Profit from operation – Profit from operation is based on management’s estimate with reference to historical revenue generated, growth
rate and estimation of future business outlook.
In 2021, the Group used a 8 years business plan, the revenue growth rate is estimated at an
average around 12% year-on-year from 2022 to 2025 due to the implementation of new emission standard and government encouragement
of consumption of new energy products, decrease to 5% in 2026 and thereafter management assumed no revenue growth from 2026 to
2029.
In 2020, the business plan projected 8 years, the revenue growth rate is estimated at around 10%
year-on-year
from 2021 to 2023
 
and decrease to 5% in 2024 and 2025. Management assumed no revenue growth from 2026 to 2028 after reaching the commercial
deployment of technology.
 
   
Discount rate – Discount rate reflects management’s estimate of the risks specific to the cash-generating unit and is estimated based on weighted average cost of capital (“WACC”). The WACC takes into account both debt and equity. The cost of equity is derived from the expected return on investment by the Group’s investors. The cost of debt is based on the interest-bearing borrowings the cash-generating unit is obliged to service. This rate is weighted according to the optimal debt/equity structure arrived on the basis of the capitalization structure of the peer group. The Group has applied a
pre-tax
discount rate of 12.54% (2020: 12.37%).
Sensitivity to changes in assumptions
The implications of the key assumptions for the recoverable amount are discussed below:
Profit from operation – A decreased demand can lead to a decline in profit from operation. A decrease in demand by 13.86% (2020: 25.94%) would result in impairment.
Discount rate – A rise in
pre-tax
discount rate to 15.69% (2020: 20.05%) would result in impairment.

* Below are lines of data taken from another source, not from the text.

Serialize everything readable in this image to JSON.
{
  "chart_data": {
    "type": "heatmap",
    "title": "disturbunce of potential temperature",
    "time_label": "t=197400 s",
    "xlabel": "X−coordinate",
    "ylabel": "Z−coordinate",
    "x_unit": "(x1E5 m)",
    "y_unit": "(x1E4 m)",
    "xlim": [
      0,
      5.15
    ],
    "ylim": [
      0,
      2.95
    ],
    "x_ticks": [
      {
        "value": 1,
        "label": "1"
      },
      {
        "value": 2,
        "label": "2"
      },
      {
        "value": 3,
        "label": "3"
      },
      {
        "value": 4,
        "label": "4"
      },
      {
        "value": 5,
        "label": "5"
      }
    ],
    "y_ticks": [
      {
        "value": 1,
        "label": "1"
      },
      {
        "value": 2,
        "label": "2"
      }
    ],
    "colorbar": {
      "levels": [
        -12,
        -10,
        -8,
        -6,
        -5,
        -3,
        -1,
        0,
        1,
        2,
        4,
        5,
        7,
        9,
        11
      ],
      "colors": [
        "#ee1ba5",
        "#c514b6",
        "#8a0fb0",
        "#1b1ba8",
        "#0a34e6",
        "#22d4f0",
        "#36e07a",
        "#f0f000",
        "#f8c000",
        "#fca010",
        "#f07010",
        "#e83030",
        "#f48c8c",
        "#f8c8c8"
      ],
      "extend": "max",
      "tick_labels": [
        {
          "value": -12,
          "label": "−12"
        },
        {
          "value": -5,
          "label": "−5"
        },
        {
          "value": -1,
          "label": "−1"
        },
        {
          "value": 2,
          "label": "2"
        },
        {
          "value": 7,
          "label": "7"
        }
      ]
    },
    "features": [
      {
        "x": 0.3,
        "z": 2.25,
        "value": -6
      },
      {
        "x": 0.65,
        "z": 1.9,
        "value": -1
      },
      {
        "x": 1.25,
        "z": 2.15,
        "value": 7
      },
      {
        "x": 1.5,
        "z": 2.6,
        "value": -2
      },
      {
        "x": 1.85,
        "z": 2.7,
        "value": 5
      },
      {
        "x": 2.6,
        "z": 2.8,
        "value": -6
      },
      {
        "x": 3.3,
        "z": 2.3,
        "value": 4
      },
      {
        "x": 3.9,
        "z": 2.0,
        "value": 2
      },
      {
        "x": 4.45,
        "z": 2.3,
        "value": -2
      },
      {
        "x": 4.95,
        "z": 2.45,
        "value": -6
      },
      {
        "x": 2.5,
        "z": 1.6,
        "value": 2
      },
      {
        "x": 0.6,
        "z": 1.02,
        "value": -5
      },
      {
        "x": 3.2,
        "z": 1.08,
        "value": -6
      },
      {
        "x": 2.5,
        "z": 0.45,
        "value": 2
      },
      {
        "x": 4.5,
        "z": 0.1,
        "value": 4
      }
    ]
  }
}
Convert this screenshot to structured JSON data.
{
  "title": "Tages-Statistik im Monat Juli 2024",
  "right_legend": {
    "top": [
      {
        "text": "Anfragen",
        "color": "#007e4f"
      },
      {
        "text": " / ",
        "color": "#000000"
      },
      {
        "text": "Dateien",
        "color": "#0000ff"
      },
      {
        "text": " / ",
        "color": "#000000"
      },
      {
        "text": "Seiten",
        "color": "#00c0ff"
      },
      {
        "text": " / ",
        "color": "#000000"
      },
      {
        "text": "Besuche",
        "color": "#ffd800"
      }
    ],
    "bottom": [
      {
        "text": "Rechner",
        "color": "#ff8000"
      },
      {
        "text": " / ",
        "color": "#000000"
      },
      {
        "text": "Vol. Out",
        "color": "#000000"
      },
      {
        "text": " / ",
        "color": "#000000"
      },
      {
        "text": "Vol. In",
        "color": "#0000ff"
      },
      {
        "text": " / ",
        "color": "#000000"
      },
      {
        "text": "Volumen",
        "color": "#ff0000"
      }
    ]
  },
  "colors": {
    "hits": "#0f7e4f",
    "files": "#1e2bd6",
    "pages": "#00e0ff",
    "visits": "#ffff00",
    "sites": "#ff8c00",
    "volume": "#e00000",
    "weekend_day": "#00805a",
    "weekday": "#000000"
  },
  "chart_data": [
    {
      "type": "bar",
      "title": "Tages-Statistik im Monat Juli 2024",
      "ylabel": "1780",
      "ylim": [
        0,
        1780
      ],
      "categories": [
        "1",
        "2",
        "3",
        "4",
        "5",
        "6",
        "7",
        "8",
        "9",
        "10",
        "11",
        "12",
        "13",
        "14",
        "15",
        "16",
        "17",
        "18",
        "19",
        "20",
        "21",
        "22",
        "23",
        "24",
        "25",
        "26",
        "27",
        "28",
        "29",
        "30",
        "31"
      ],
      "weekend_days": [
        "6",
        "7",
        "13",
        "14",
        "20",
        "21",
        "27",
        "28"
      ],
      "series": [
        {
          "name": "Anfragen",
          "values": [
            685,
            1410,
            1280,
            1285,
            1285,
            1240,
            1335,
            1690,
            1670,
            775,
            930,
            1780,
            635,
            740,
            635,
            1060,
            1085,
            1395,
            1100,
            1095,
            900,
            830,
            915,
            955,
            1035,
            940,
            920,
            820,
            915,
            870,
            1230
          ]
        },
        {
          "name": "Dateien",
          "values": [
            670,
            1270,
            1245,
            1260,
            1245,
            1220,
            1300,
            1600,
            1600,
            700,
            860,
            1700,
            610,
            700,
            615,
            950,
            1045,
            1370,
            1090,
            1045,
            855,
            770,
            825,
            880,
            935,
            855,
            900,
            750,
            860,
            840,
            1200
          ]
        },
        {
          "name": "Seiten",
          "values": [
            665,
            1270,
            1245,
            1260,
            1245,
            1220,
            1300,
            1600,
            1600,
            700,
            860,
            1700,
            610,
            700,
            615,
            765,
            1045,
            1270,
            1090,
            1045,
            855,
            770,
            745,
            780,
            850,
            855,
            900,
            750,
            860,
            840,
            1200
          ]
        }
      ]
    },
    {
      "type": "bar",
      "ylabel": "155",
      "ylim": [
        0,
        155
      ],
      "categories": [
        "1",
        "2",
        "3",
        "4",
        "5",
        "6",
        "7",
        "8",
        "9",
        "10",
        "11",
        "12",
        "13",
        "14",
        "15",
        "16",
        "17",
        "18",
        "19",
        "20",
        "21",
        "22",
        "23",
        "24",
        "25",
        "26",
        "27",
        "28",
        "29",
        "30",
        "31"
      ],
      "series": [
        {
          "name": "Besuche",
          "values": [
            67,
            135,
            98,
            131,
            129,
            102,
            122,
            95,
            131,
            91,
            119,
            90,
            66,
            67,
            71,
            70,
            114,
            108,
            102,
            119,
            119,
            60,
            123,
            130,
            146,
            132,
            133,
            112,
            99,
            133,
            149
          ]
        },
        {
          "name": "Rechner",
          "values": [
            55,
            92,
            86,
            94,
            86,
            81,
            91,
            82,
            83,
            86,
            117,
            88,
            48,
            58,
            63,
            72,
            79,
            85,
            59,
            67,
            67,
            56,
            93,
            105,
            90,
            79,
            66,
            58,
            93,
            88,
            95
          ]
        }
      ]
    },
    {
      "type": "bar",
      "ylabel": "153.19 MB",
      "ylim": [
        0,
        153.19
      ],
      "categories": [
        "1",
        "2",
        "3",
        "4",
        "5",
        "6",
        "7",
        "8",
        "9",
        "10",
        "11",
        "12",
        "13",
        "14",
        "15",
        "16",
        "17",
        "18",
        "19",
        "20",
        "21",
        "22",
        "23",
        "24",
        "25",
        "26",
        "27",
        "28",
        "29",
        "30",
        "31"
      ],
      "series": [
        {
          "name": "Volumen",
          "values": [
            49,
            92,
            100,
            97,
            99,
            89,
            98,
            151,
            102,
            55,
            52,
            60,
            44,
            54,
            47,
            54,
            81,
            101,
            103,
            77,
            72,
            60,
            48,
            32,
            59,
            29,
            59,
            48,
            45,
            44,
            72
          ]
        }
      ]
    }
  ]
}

With regard to the assessment of value in use, management believes that no reasonably possible change in any of the above key assumptions would cause the recoverable amount to materially fall below the carrying value.
Trademarks
In 2019, Yuchai entered into a trademark license agreement with GY Group under which Yuchai was granted the exclusive and perpetual use of the trademarks listed in the trademark license agreement for a
one-time
usage fee of RMB 169.8 million.
Management has assessed and concluded that the right granted by the trademark license, according to the terms and conditions of the trademark license agreement, is indefinite.
In 2020 and 2021, the Group performed an annual impairment review by taking Yuchai as a cash–generating unit. Using the same cash flow projection and assumptions for goodwill impairment test disclosed above, management concluded that no impairment charge is to be recognized in 2020 and 2021.